Davis and challenger Sue Gunn appeared Monday at an Olympia Rotary Club luncheon at the Red Lion Hotel Olympia, fielding questions from the meeting moderator and the audience.
The gathering, which also included Thurston County auditor candidates Gary Alexander and Mary Hall, was moderated by Olympian Publisher George Le Masurier.
One of the audience questions was about the market’s future and whether the port would take back the market space for marine terminal storage.
“The answer is no,” Davis told the audience, adding that the commission and the port staff are not at all interested in eliminating the farmers market.
After the meeting, Davis explained that in the past he has jokingly said the port might have to take back the market space because of the port’s growing storage needs.
Gunn, though, has seized on those comments and made them part of her Sue Gunn for Port Commissioner website, which includes a video of Davis during a port commission meeting.
Gunn, who said she has been endorsed by 57 vendors at the market, said the vendors are concerned about their relationship with the port.
“It feels adversarial to them,” she said, although she acknowledged that the port has taken steps to reduce the cost of the farmers market lease.
Port districts aren’t allowed to operate farmers markets, so the port signed a ground lease with the city of Olympia, which owns the buildings at the market.

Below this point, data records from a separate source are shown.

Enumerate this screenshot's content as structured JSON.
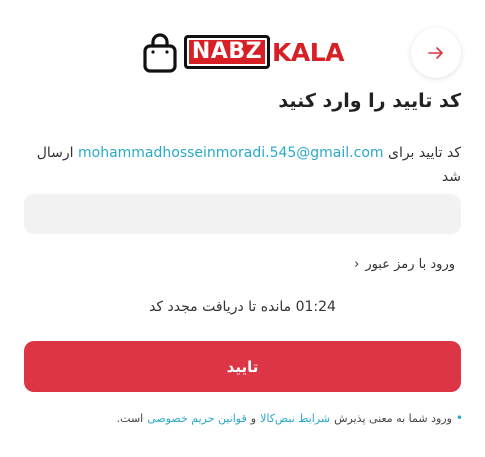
{
  "header": {
    "back_icon": "arrow-right-icon",
    "logo": {
      "bag_icon": "shopping-bag-icon",
      "brand_part_1": "NABZ",
      "brand_part_2": "KALA",
      "brand_color": "#d71f26"
    }
  },
  "form": {
    "title": "کد تایید را وارد کنید",
    "info_prefix": "کد تایید برای",
    "email": "mohammadhosseinmoradi.545@gmail.com",
    "info_suffix": "ارسال شد",
    "otp_value": "",
    "password_login_label": "ورود با رمز عبور",
    "timer_value": "01:24",
    "timer_text": "مانده تا دریافت مجدد کد",
    "confirm_label": "تایید",
    "accent_color": "#dc3545"
  },
  "terms": {
    "prefix": "ورود شما به معنی پذیرش",
    "link_terms": "شرایط نبض‌کالا",
    "and": "و",
    "link_privacy": "قوانین حریم خصوصی",
    "suffix": "است."
  }
}
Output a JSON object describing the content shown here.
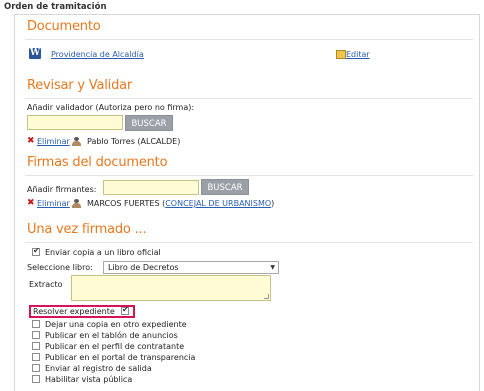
{
  "page_title": "Orden de tramitación",
  "documento": {
    "heading": "Documento",
    "word_icon_letter": "W",
    "doc_link": "Providencia de Alcaldía",
    "edit_link": "Editar"
  },
  "revisar": {
    "heading": "Revisar y Validar",
    "add_label": "Añadir validador (Autoriza pero no firma):",
    "input_value": "",
    "search_button": "BUSCAR",
    "delete_link": "Eliminar",
    "user_name": "Pablo Torres (ALCALDE)"
  },
  "firmas": {
    "heading": "Firmas del documento",
    "add_label": "Añadir firmantes:",
    "input_value": "",
    "search_button": "BUSCAR",
    "delete_link": "Eliminar",
    "user_name": "MARCOS FUERTES (",
    "user_role_link": "CONCEJAL DE URBANISMO",
    "user_close": ")"
  },
  "una_vez": {
    "heading": "Una vez firmado ...",
    "copy_label": "Enviar copia a un libro oficial",
    "copy_checked": true,
    "book_label": "Seleccione libro:",
    "book_selected": "Libro de Decretos",
    "extract_label": "Extracto",
    "resolve_label": "Resolver expediente",
    "resolve_checked": true,
    "options": [
      {
        "label": "Dejar una copia en otro expediente",
        "checked": false
      },
      {
        "label": "Publicar en el tablón de anuncios",
        "checked": false
      },
      {
        "label": "Publicar en el perfil de contratante",
        "checked": false
      },
      {
        "label": "Publicar en el portal de transparencia",
        "checked": false
      },
      {
        "label": "Enviar al registro de salida",
        "checked": false
      },
      {
        "label": "Habilitar vista pública",
        "checked": false
      }
    ]
  },
  "colors": {
    "accent": "#e8781e",
    "link": "#2a5db0",
    "highlight": "#d6135a",
    "input_bg": "#fffbd5"
  }
}
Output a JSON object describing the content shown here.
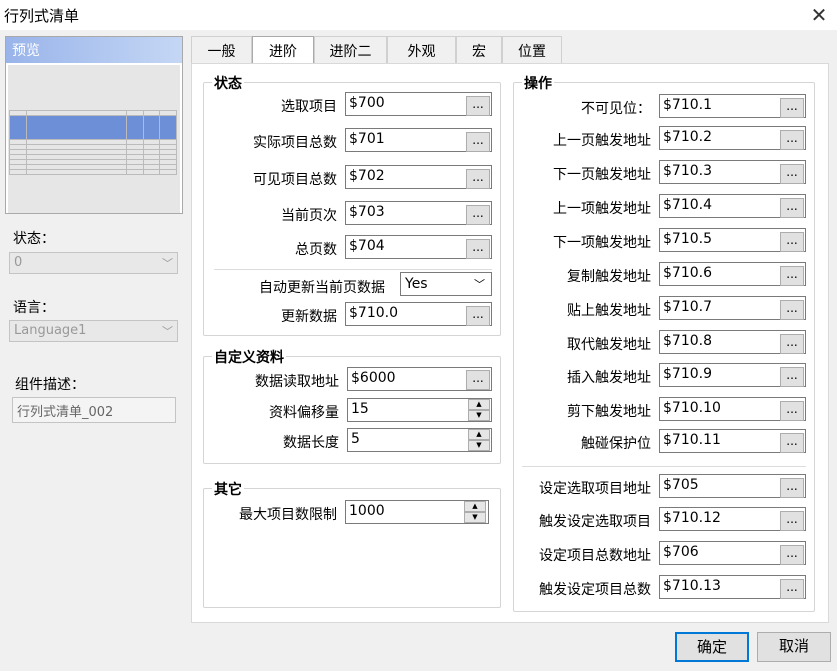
{
  "window": {
    "title": "行列式清单",
    "close_glyph": "✕"
  },
  "left": {
    "preview_label": "预览",
    "state_label": "状态：",
    "state_value": "0",
    "language_label": "语言：",
    "language_value": "Language1",
    "desc_label": "组件描述：",
    "desc_value": "行列式清单_002"
  },
  "tabs": [
    "一般",
    "进阶",
    "进阶二",
    "外观",
    "宏",
    "位置"
  ],
  "status": {
    "title": "状态",
    "rows": [
      {
        "label": "选取项目",
        "value": "$700"
      },
      {
        "label": "实际项目总数",
        "value": "$701"
      },
      {
        "label": "可见项目总数",
        "value": "$702"
      },
      {
        "label": "当前页次",
        "value": "$703"
      },
      {
        "label": "总页数",
        "value": "$704"
      }
    ],
    "auto_update_label": "自动更新当前页数据",
    "auto_update_value": "Yes",
    "update_label": "更新数据",
    "update_value": "$710.0"
  },
  "custom": {
    "title": "自定义资料",
    "read_addr_label": "数据读取地址",
    "read_addr_value": "$6000",
    "offset_label": "资料偏移量",
    "offset_value": "15",
    "length_label": "数据长度",
    "length_value": "5"
  },
  "other": {
    "title": "其它",
    "max_label": "最大项目数限制",
    "max_value": "1000"
  },
  "ops": {
    "title": "操作",
    "rows": [
      {
        "label": "不可见位：",
        "value": "$710.1"
      },
      {
        "label": "上一页触发地址",
        "value": "$710.2"
      },
      {
        "label": "下一页触发地址",
        "value": "$710.3"
      },
      {
        "label": "上一项触发地址",
        "value": "$710.4"
      },
      {
        "label": "下一项触发地址",
        "value": "$710.5"
      },
      {
        "label": "复制触发地址",
        "value": "$710.6"
      },
      {
        "label": "贴上触发地址",
        "value": "$710.7"
      },
      {
        "label": "取代触发地址",
        "value": "$710.8"
      },
      {
        "label": "插入触发地址",
        "value": "$710.9"
      },
      {
        "label": "剪下触发地址",
        "value": "$710.10"
      },
      {
        "label": "触碰保护位",
        "value": "$710.11"
      }
    ],
    "rows2": [
      {
        "label": "设定选取项目地址",
        "value": "$705"
      },
      {
        "label": "触发设定选取项目",
        "value": "$710.12"
      },
      {
        "label": "设定项目总数地址",
        "value": "$706"
      },
      {
        "label": "触发设定项目总数",
        "value": "$710.13"
      }
    ]
  },
  "browse_glyph": "...",
  "footer": {
    "ok": "确定",
    "cancel": "取消"
  }
}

Gunn and Davis also were asked their opinions about Capitol Lake and the port’s property tax levy, which will generate $4.8 million this year.
Although the future of Capitol Lake does not rest in the port commission’s hands, Gunn said she supports turning the lake into an estuary, meaning the water would rise and fall with the tide, and at low tide it would be a mud flat. Davis said he is receptive to an estuary, but only if there is money in place for regular dredging of the Budd Inlet shipping channel because of the sediment that is expected to build up over time.
Regarding the levy, Gunn said she supports reducing the tax and that the port’s business units should operate in the black.
Davis wanted to make clear to the audience that the revenue generated by the levy does not pay for port operations — it is used to pay down debt and for environmental cleanup — and that the port’s levy rate of about 20 cents per $1,000 of assessed value is relatively low. Port districts are allowed to levy up to 45 cents per $1,000 of assessed value, according to the Washington Public Ports Association.
Davis, 45, was elected to the commission in 2009. He is a longshore worker who works mostly in the Longview area.
Gunn, 65, holds a doctorate in isotope geochemistry. She also has been involved in environmental causes, including as director of budgets and appropriations with The Wilderness Society.
Davis and Gunn have had no problems raising money. Davis has raised almost $22,000, while Gunn has raised $12,700. Labor groups are the top contributors to the Davis campaign, while Gunn has received most of her funds from individuals.